Being kept in the shades

According to David Bernstein, overpriced designer brands are more concerned about creating a good impression than they are with best performance.

Design has taken another bashing. Or, strictly speaking, the word “designer”. Designer equals rip-off. A study reveals that £99 designer sunglasses are no more protective than a pair costing 99p. A spokesperson on TV defending branded goods explained that “consumers look for other values over and above protection”. OK – but are those added values worth the disproportionate mark up?

It made me wonder what part the designer plays in the making of sunglasses and when he/ she comes in. Not too early I would guess. Now I would be delighted to be proved wrong by Calvin Klein, Armani or Versace, but I would bet good money that the designer isn’t involved in optimal optical performance, but rather in creating an impression. Ideally, the designer’s job should embrace both, what you might call the looking and the looks. But I expect the practical decisions have been made prior to the designer’s involvement. And in this sunglasses aren’t unique.

Here’s a simple question to any designers who have read thus far and are about to put their shades back on. In your current project are you apart, a part or at the heart?

Apart – if yours is a discrete role, separate from the serious business of making the product or creating the service.

A part – if you are reasonably close to the decision process, a specialist contributor and called in sooner rather than later.

At the heart – if you’re central to the decision process, a key member of the team from the inception, even the creator.

Of course, the term designer covers all. The purist might restrict it to the third, calling the first a “stylist” and the second, maybe, a “design engineer”. Not that any terms are precise.

Designers move around from company to company, from project to project and change roles, pivotal one day, peripheral the next. For example, working for Philips, according to a recent issue of the US Design Management Institute News, means being part of a multidisciplinary team involving experts in sociology, anthropology, psychology, marketing and engineering. Stefano Marzano, managing director of Philips Design in Eindhoven, has “instilled a philosophy he refers to as high design… what [he] seeks to create are industrial products that inspire the human spirit – in their function, in their form, in their materiality [sic] and in how they are presented – objects that are cherished rather than used and abandoned”.

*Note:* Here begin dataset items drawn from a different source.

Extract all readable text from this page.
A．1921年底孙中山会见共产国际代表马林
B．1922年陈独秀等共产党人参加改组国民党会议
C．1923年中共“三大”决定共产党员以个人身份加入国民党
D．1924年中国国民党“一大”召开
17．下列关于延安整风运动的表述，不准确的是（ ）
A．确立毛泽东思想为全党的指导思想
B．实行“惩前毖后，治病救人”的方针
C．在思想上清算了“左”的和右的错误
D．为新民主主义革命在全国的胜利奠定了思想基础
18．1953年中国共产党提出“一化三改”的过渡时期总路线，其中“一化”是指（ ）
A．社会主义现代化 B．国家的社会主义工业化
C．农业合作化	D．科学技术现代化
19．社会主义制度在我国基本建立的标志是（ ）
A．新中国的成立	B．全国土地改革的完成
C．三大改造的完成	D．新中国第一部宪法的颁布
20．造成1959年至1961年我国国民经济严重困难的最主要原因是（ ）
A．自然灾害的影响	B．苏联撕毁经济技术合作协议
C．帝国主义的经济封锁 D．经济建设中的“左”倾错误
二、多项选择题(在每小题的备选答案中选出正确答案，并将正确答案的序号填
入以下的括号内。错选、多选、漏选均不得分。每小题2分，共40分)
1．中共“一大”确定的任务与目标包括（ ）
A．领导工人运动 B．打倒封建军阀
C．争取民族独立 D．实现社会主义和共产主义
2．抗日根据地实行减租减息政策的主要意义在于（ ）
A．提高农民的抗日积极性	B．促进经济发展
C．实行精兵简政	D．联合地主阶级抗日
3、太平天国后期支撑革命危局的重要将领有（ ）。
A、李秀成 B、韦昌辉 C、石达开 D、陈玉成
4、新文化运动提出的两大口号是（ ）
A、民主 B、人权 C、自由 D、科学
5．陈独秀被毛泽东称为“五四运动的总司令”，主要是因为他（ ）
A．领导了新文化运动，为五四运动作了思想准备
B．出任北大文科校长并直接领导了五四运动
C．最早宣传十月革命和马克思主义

This may sound worthy, but being labelled pious is a small price to pay for job satisfaction. The Philips designer is in on the ground floor and in early. Moreover, those initial discussions are “guided by a focus on the ethical and human dimension of the challenge”. A far cry from the end-of-the-line stylist of overpriced sun specs.

The Design Management Institute (in common with our Design Council) is keen to promote recognition of design in the corporate world. Accordingly, it welcomes management guru Tom Peters’ so-called design epistle: “Design, currently the preoccupation of the few, will increasingly be seen by the many as a matchless opportunity for differentiation… to achieve design’s magisterial potential it must be deeply embedded in the essential structures and processes of the organisation.”

At the heart. In how many UK companies is that the case? Two dozen? What are the chances of quadrupling that total in five years? Hyping the importance of design won’t necessarily help.

The Thatcherite endorsement probably did as much harm as good. But, overclaim is still around. A participant at a DMI conference was so inspired by what she heard that she claimed “design is now, more than ever, managing the culmination of the many effects of many disciplines(= brand)”. I’m not sure what that means. What I do know is that design can’t manage anything. Design itself can be managed. Design can be a tool of management and, as Peters insists, design must be a hub activity. But, to make specious claims does design’s cause as much harm as decorating specious products.

Maybe design is an impossible cause since the words design and designer carry so much baggage that they become virtually meaningless.

Victor Papanek, in the classic Design for the Real World said, “Design is the conscious effort to impose meaningful order.” If only we could impose meaningful order on the word itself.